TOFA and its community partners will award a number of scholarships to selected students attending college during the current academic school year. The scholarships awarded are based on the availability of funds.
Please see Scholarships for more information about applying and for other scholarships available to API students.
The Asian American and Native American Pacific Islander-Serving Institution (AANAPISI) Scholarship Program is a collaboration with AANAPISIs and the communities they serve to provide scholarships, expand institutional capacity, and mobilize local resources to help foster economic development. The AANAPISI Scholarship is available annually to students attending APIA Scholars AANAPISI partner campuses listed below.

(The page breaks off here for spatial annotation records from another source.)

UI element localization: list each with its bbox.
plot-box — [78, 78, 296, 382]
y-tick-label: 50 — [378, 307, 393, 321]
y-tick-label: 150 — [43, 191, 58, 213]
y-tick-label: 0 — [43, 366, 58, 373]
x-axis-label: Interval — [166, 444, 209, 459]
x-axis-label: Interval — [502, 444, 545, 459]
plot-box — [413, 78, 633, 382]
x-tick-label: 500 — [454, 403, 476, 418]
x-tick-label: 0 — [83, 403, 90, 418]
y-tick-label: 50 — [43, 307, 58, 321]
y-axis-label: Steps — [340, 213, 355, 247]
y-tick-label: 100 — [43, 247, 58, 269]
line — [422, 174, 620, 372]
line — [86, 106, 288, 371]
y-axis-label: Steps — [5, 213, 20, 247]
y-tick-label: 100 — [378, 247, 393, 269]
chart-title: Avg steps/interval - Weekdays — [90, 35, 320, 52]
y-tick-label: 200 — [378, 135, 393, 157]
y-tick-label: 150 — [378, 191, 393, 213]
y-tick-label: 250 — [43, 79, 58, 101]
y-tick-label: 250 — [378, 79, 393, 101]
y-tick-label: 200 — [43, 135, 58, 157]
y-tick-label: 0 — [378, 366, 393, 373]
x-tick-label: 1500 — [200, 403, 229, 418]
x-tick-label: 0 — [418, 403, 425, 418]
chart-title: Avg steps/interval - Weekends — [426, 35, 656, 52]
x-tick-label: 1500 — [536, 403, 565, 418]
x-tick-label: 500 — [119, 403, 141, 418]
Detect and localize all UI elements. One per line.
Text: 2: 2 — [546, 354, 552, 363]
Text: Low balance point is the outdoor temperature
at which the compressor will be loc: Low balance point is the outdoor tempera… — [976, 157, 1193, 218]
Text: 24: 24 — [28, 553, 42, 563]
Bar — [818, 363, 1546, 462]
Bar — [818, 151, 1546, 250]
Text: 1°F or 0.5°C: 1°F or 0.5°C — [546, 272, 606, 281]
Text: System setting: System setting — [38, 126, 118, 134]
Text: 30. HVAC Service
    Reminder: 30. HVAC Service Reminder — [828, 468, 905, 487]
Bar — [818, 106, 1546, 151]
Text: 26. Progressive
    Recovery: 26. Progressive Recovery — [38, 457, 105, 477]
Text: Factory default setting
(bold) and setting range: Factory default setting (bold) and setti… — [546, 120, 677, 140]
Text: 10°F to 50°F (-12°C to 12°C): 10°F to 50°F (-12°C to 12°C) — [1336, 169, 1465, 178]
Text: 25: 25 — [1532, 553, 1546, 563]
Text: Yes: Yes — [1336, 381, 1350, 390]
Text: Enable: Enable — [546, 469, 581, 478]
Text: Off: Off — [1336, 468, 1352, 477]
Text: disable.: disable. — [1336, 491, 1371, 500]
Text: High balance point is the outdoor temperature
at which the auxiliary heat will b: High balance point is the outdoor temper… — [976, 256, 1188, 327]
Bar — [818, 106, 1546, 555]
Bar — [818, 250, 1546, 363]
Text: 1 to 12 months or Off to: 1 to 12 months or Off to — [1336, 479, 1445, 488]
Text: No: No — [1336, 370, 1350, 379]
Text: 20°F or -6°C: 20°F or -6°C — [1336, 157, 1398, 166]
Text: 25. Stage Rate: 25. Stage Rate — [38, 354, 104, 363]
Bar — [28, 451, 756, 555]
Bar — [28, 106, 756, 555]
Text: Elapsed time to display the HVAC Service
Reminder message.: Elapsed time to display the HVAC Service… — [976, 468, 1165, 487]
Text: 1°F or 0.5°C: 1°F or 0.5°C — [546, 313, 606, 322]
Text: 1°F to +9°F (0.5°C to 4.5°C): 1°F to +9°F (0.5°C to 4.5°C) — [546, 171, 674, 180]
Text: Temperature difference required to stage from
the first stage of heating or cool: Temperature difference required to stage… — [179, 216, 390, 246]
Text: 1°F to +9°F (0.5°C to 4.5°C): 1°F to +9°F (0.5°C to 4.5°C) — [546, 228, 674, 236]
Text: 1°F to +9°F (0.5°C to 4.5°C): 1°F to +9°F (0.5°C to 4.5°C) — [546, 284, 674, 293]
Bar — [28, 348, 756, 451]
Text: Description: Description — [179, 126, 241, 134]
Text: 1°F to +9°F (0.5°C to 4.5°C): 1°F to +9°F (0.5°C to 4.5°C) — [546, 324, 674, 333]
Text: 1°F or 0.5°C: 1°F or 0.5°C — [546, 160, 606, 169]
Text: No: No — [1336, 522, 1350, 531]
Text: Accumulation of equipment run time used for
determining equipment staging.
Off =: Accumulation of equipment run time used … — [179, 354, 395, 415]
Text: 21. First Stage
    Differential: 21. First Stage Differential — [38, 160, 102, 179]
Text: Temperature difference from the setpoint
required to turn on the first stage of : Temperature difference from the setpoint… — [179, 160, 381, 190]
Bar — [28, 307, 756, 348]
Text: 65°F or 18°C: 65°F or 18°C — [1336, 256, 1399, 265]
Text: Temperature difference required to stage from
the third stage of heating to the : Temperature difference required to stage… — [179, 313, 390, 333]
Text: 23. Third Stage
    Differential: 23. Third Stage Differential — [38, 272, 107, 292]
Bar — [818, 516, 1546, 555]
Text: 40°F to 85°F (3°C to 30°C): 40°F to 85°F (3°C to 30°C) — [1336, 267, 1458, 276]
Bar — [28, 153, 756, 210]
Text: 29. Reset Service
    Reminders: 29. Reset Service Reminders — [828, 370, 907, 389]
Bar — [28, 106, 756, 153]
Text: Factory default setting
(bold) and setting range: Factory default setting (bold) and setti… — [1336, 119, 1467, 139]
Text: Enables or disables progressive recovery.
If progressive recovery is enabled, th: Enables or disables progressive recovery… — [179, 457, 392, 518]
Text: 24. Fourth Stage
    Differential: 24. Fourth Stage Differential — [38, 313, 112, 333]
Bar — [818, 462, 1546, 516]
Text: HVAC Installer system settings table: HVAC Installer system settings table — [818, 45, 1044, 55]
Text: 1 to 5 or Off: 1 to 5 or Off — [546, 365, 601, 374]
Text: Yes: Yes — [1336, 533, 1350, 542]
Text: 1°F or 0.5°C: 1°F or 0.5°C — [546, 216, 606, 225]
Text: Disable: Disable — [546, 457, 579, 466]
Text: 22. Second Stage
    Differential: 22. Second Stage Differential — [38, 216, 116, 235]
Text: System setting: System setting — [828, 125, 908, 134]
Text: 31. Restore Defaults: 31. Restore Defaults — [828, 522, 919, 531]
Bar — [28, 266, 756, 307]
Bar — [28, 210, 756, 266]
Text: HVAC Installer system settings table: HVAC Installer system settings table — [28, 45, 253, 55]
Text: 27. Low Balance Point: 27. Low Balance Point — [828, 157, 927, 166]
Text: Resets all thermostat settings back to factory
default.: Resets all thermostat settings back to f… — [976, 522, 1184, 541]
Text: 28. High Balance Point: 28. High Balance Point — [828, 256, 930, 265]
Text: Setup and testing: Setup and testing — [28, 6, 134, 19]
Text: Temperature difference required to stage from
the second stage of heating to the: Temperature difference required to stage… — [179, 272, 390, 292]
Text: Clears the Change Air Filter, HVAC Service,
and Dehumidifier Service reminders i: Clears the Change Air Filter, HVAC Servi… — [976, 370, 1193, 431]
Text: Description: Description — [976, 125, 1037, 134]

The APIA Scholarship is our largest scholarship program, open to AANHPI undergraduate students attending any U.S. accredited university or college. Scholarship amounts range from $2,500 one-year awards to $20,000 multi-year awards. APIA Scholars has a special focus on supporting AANHPI students who live at or below the poverty line; are in the first generation of their family to attend college; are representative of the APIA community’s diversity, (geographically and ethnically}, especially those ethnicities that have been underrepresented on college campuses due to limited access and opportunity. Strong applicants would also have an emphasis on community service and leadership.
The Gates Millennium Scholars (GMS) Program, funded by a grant from the Bill & Melinda Gates Foundation, was established in 1999 to provide outstanding low-income African American, American Indian/Alaska Native, Asian Pacific Islander American, and Hispanic American students with an opportunity to complete an undergraduate college education in any discipline they choose. Continuing Gates Millennium Scholars may request funding for a graduate degree program in one of the following discipline areas: computer science, education, engineering, library science, mathematics, public health or science. The goal of GMS is to promote academic excellence by providing thousands of outstanding students, who have significant financial need, the opportunity to reach their full potential.
The Asian Pacific State Employees Association Foundation was founded in 1999 by a small but visionary group of Asian Pacific state government and legislative staff who felt a need to support the educational and career development of state government workers in addition to helping students pursuing a college education.
The mission of the Ka'ōnohi Foundation as a non-profit 501(c)(3) is to demonstrate, embody and perpetuate the culture of Hawai'i for the present and future generations and to promote scholastic and cultural education for all who volunteer at the Sacramento Aloha Festival.